Mood tickets

“Red flags”: can you be too careful in love?

Can you be too careful in love?

It's kind of like being at an amusement park and watching other people go on roller coasters while you sit on a bench and hesitate. You know, you think, " what if i threw up? " Or " what if i was scared? "But while you're freaking out, most people are enjoying the adrenaline. Love is the same. If you wait for everything to be perfect, you might end up sitting on the sidelines watching other people have their own stories.

Caution or paranoia?

Okay, taking your time is cool. No one wants to end up in a relationship that's spiraling out of control like a bad B-movie. But if you start analyzing every smile, picking apart every text, every ellipse, or misplaced emoji, you're going to eat yourself up and never get your head above water. If you're constantly freaking out about making a mistake, you're going to miss out on all the fun.

For example, your crush takes three hours to respond to a message… Are you going to conclude that he’s not interested in you, or that he was just busy? The difference between caution and paranoia is the amount of room you give to the benefit of the doubt.

Because deep down, love is more like karaoke. You don't need to know how to sing like Celine Dion (well, if you want to, but it's not obligatory) for it to be great. You can sing out of tune, scream your lungs out until you lose your voice (like me at a party^^), and it will still be a great time.
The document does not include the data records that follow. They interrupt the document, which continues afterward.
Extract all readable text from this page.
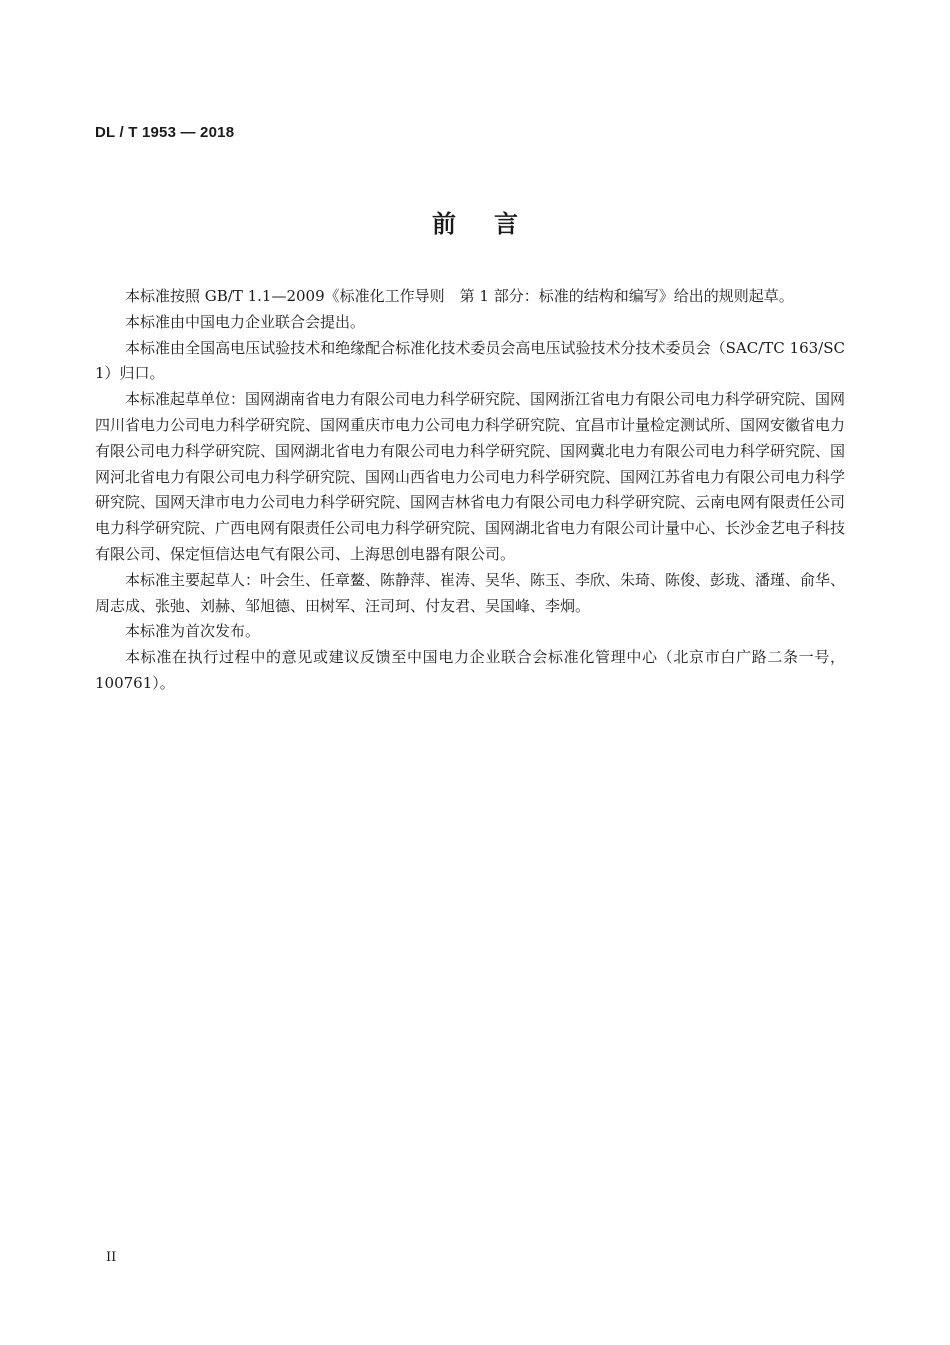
DL / T 1953 — 2018
前言

本标准按照 GB/T 1.1—2009《标准化工作导则　第 1 部分：标准的结构和编写》给出的规则起草。

本标准由中国电力企业联合会提出。

本标准由全国高电压试验技术和绝缘配合标准化技术委员会高电压试验技术分技术委员会（SAC/TC 163/SC 1）归口。

本标准起草单位：国网湖南省电力有限公司电力科学研究院、国网浙江省电力有限公司电力科学研究院、国网四川省电力公司电力科学研究院、国网重庆市电力公司电力科学研究院、宜昌市计量检定测试所、国网安徽省电力有限公司电力科学研究院、国网湖北省电力有限公司电力科学研究院、国网冀北电力有限公司电力科学研究院、国网河北省电力有限公司电力科学研究院、国网山西省电力公司电力科学研究院、国网江苏省电力有限公司电力科学研究院、国网天津市电力公司电力科学研究院、国网吉林省电力有限公司电力科学研究院、云南电网有限责任公司电力科学研究院、广西电网有限责任公司电力科学研究院、国网湖北省电力有限公司计量中心、长沙金艺电子科技有限公司、保定恒信达电气有限公司、上海思创电器有限公司。

本标准主要起草人：叶会生、任章鳌、陈静萍、崔涛、吴华、陈玉、李欣、朱琦、陈俊、彭珑、潘瑾、俞华、周志成、张弛、刘赫、邹旭德、田树军、汪司珂、付友君、吴国峰、李炯。

本标准为首次发布。

本标准在执行过程中的意见或建议反馈至中国电力企业联合会标准化管理中心（北京市白广路二条一号，100761）。

II
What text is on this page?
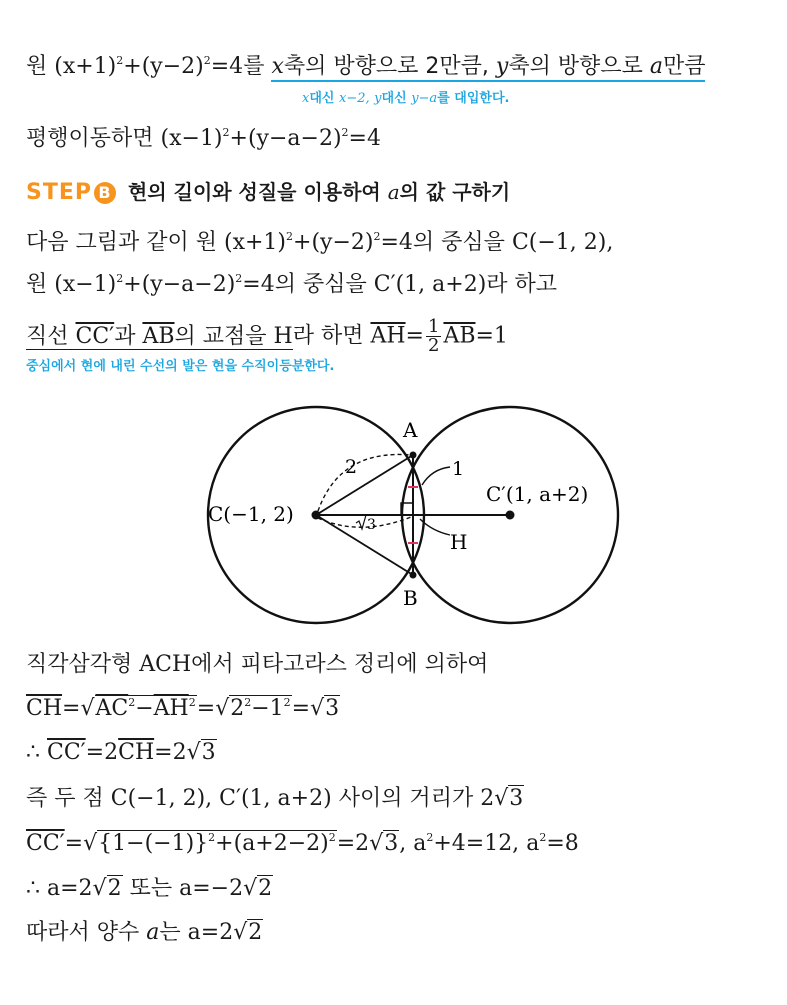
원 $(x+1)^2+(y-2)^2=4$를 x축의 방향으로 2만큼, y축의 방향으로 a만큼
x대신 x−2, y대신 y−a를 대입한다.
평행이동하면 $(x-1)^2+(y-a-2)^2=4$
STEP B 현의 길이와 성질을 이용하여 a의 값 구하기
다음 그림과 같이 원 $(x+1)^2+(y-2)^2=4$의 중심을 C(−1, 2),
원 $(x-1)^2+(y-a-2)^2=4$의 중심을 C′(1, a+2)라 하고
직선 CC′과 $\overline{AB}$의 교점을 H라 하면 $\overline{AH}= \frac{1}{2} \overline{AB}=1$
중심에서 현에 내린 수선의 발은 현을 수직이등분한다.
A
B
C(−1, 2)
C′(1, a+2)
H
2	1
3
직각삼각형 ACH에서 피타고라스 정리에 의하여
$\overline{CH}=√AC^2-\overline{AH}^2=√2^2-1^2=√3$
∴ $CC'=2\overline{CH}=2√3$
즉 두 점 C(−1, 2), C′(1, a+2) 사이의 거리가 2√3
$CC'=√\{1-(-1)\}^2+(a+2-2)^2=2√3$, $a^2+4=12$, $a^2=8$
∴ a=2√2 또는 a=−2√2
따라서 양수 a는 a=2√2
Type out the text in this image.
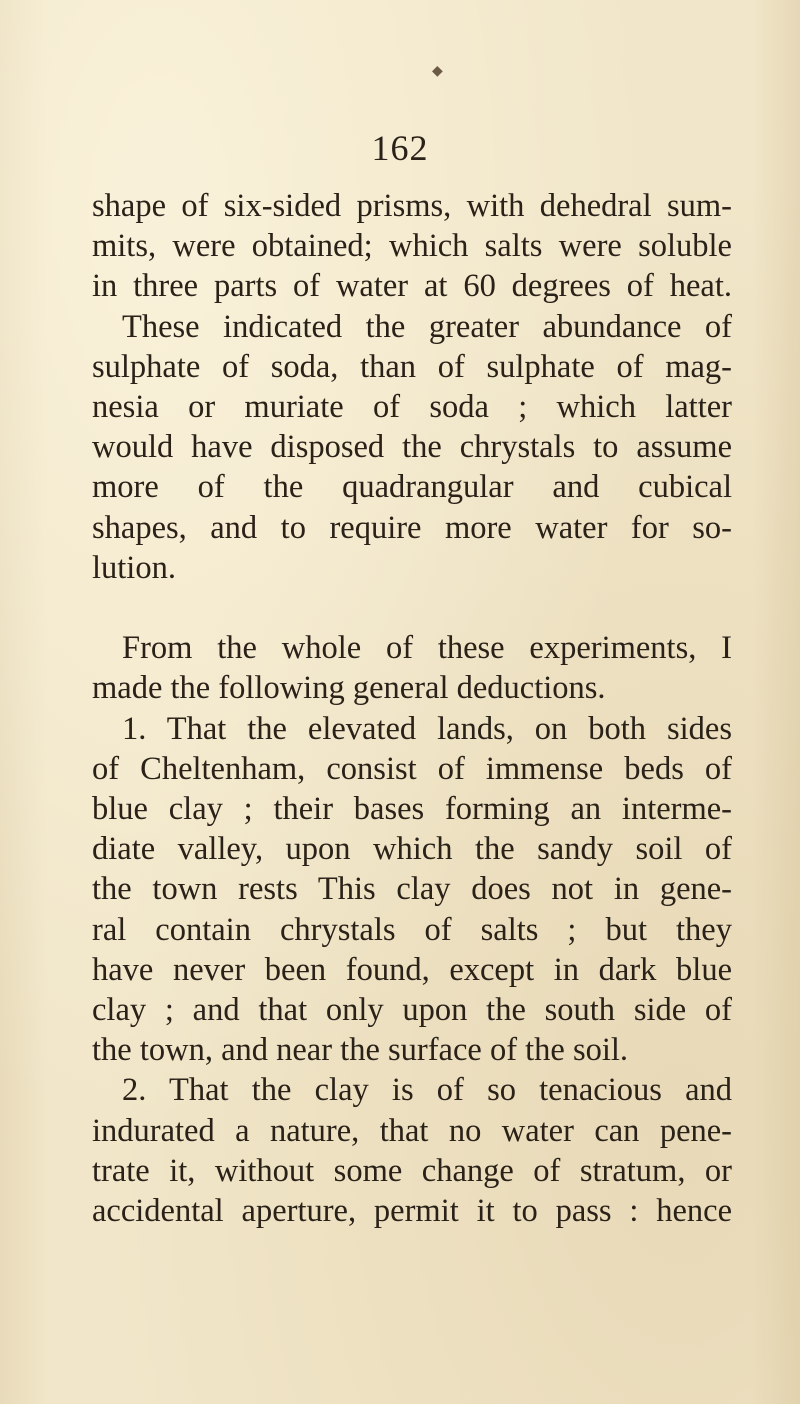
◆
162
shape of six-sided prisms, with dehedral sum-
mits, were obtained; which salts were soluble
in three parts of water at 60 degrees of heat.
These indicated the greater abundance of
sulphate of soda, than of sulphate of mag-
nesia or muriate of soda ; which latter
would have disposed the chrystals to assume
more of the quadrangular and cubical
shapes, and to require more water for so-
lution.
From the whole of these experiments, I
made the following general deductions.
1. That the elevated lands, on both sides
of Cheltenham, consist of immense beds of
blue clay ; their bases forming an interme-
diate valley, upon which the sandy soil of
the town rests This clay does not in gene-
ral contain chrystals of salts ; but they
have never been found, except in dark blue
clay ; and that only upon the south side of
the town, and near the surface of the soil.
2. That the clay is of so tenacious and
indurated a nature, that no water can pene-
trate it, without some change of stratum, or
accidental aperture, permit it to pass : hence
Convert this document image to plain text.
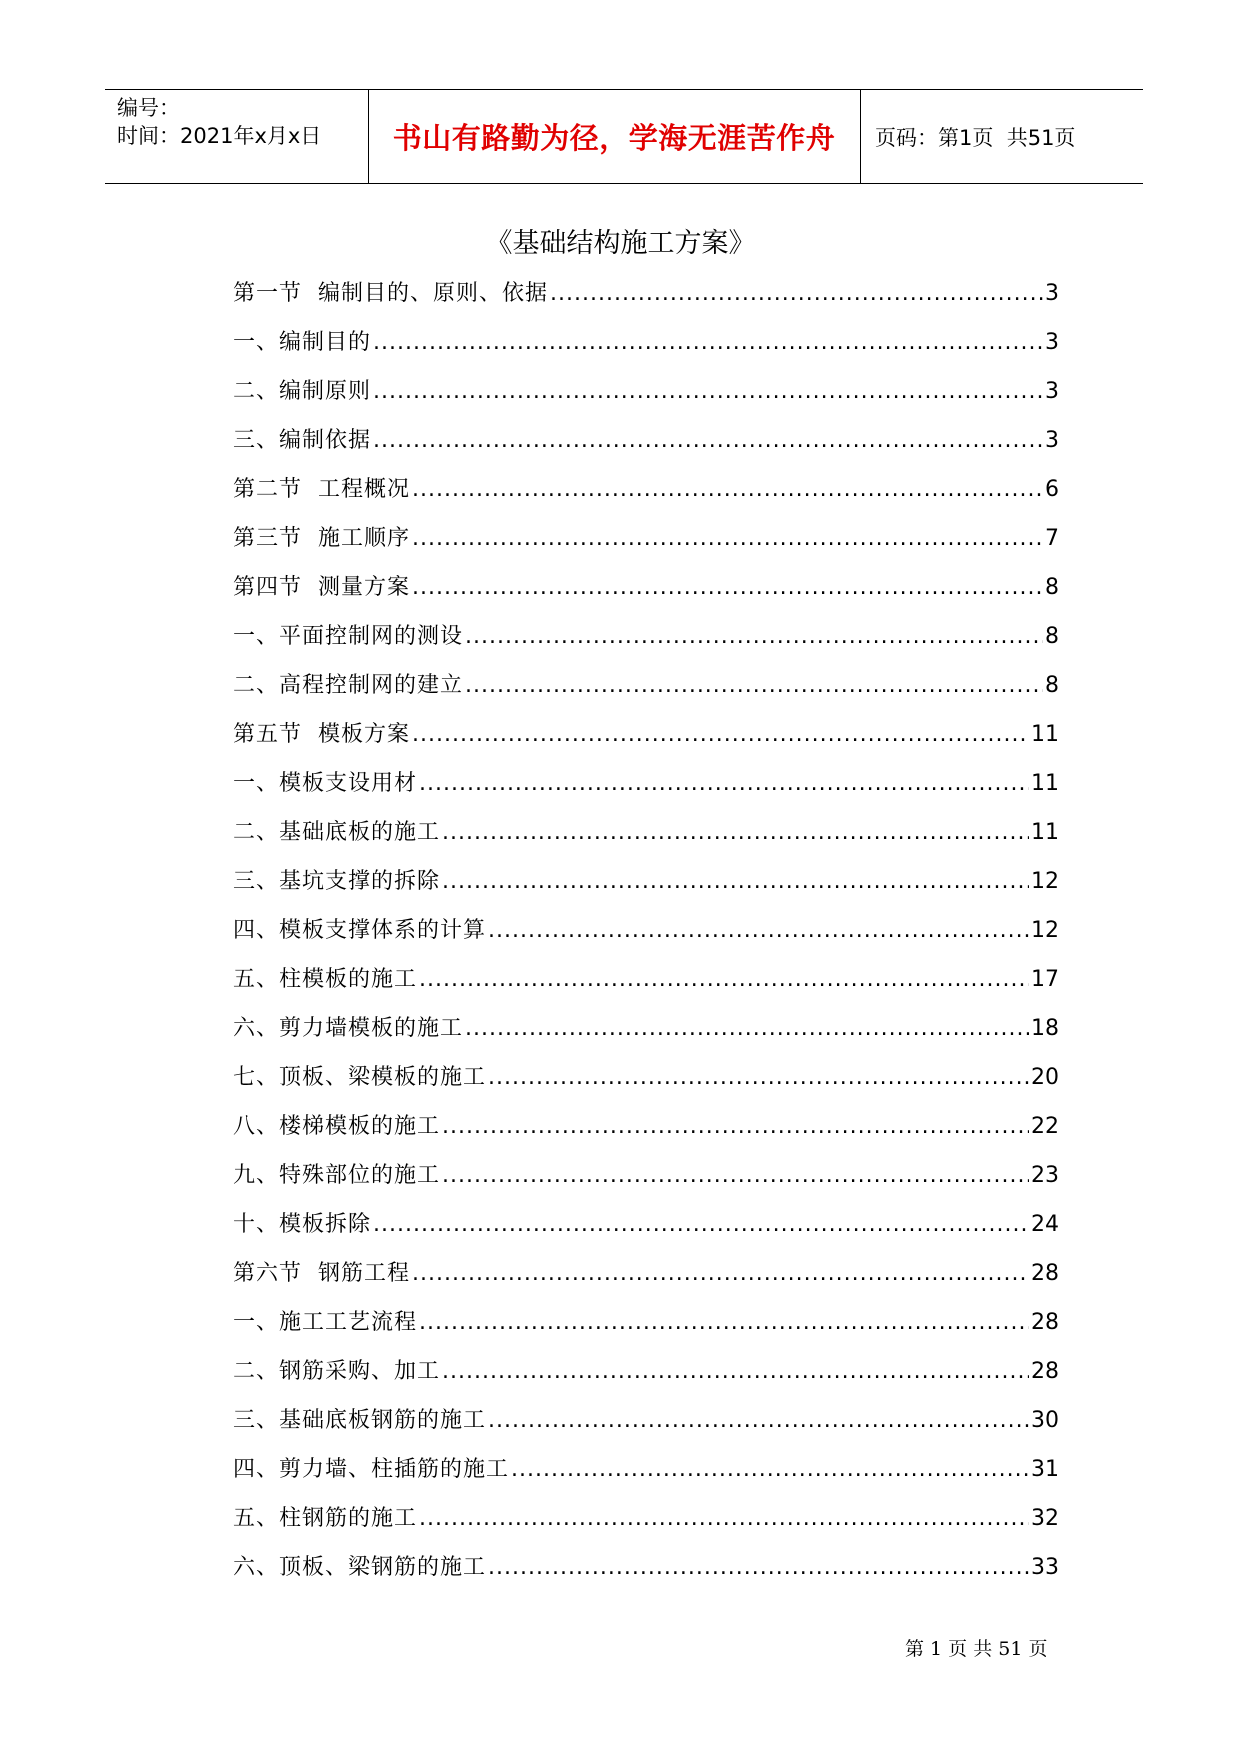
编号：
时间：2021年x月x日	书山有路勤为径，学海无涯苦作舟	页码：第1页  共51页
《基础结构施工方案》
第一节  编制目的、原则、依据 .....	3
一、编制目的 .....	3
二、编制原则 .....	3
三、编制依据 .....	3
第二节  工程概况 .....	6
第三节  施工顺序 .....	7
第四节  测量方案 .....	8
一、平面控制网的测设 .....	8
二、高程控制网的建立 .....	8
第五节  模板方案 .....	11
一、模板支设用材 .....	11
二、基础底板的施工 .....	11
三、基坑支撑的拆除 .....	12
四、模板支撑体系的计算 .....	12
五、柱模板的施工 .....	17
六、剪力墙模板的施工 .....	18
七、顶板、梁模板的施工 .....	20
八、楼梯模板的施工 .....	22
九、特殊部位的施工 .....	23
十、模板拆除 .....	24
第六节  钢筋工程 .....	28
一、施工工艺流程 .....	28
二、钢筋采购、加工 .....	28
三、基础底板钢筋的施工 .....	30
四、剪力墙、柱插筋的施工 .....	31
五、柱钢筋的施工 .....	32
六、顶板、梁钢筋的施工 .....	33
第 1 页 共 51 页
It's not the "I did things well" What matters is the energy you put into the song. If you freak out at every mistake, if you tell yourself "And if I send him this message at 3am, will he think I'm desperate?"…well you'll find yourself watching the others sing solos while you stand there, on the side, with your phone in your hands, wondering about every word.

Caution or total control?

Love isn't a math lesson where you have to calculate everything. If you try to perfect every moment, control every laugh, you risk missing out on what makes the story so magical: spontaneity. The unexpected moments when you make a huge mistake but it creates a hilarious memory. Like, sending a text without autocorrect, which is worth a slip of the tongue or saying something embarrassing (I will never stop thinking about my blunder with my crush at the time and my "I like thunderous balls" instead of saying "bubbles" and this dehope in my eyes facing a best friend in front of me, hilarious. TRUE STORY) .

And then, sometimes, the mistake is what makes you grow, and it's what makes the story unique and funny to tell. So, don't be afraid to sing out of tune and make mistakes. That's what will make it all unforgettable!

Then there is this obsession with controlling everything… If you say to yourself: "If I do everything right, if I'm perfect, nothing can go wrong.", you're just going to end up stressing out like crazy. Kind of like spending your day checking your watch and waiting for everything to happen exactly as you planned. Spoiler alert: in case you still don't know, love never happens like it does in the movies.

It's cooler when you let things happen without planning everything, right? Because sometimes, it's when things go a little crazy that it becomes epic. You know, those moments when you do something a little haphazardly, like sending a weird text at 2am or going on a trip with no specific plan, just to see where it leads. That's what makes adventure so great.

True happiness in love is not being afraid to let go a little, to say to yourself: “Okay, I might make mistakes, but at least I’ll be myself.”. So forget about total control.

Caution or obsession with the past?

And then, the past… Ah, that old ball and chain that we drag behind us, like a sack of stones. Everyone has had that story that went wrong or that time when we really messed up. And it’s normal to have traces of all that. But if you let this past dictate each new encounter, you’ll spend your time living in the shadow of past failures, and you’ll miss everything that’s beautiful and unexpected. It’s a bit like deciding to always look behind you while walking, preventing yourself from seeing the road ahead.

You don't have to carry the mistakes of old relationships on your shoulders like an unnecessary weight. Each new encounter is a blank page, a chapter where you can write whatever you want. It's not a remake of your last relationship. You can start from scratch, without having to repeat the same mistakes, relive the same disappointments. Of course, we all have our baggage and our wounds from the past. But the idea is not to let them dictate who you are today. It's to stop using them as an excuse not to move forward, not to rush towards what could be a great story.

The past is important to understand what we have learned, but it is not a recipe to follow for every new encounter. So, leave your suitcase where it is, empty it of everything that prevents you from moving forward, and go for it. Open yourself to what comes, without asking yourself what you could lose, but rather what you could gain.

What matters is now. Every encounter is an opportunity to discover something new, to surprise yourself and see where it takes you. Because the real magic is in the unknown, in what you don't know yet, in that feeling of newness that pushes you to take the plunge. So leave it behind and make every moment a unique chapter.

Anyway, caution is fine for a while, but love is not a well-planned plan. Sometimes, you just have to let go and live in the moment, even if you don't know where it's going. Love is a bit like an impromptu party: it can go off in all directions, but at least you're having a good time.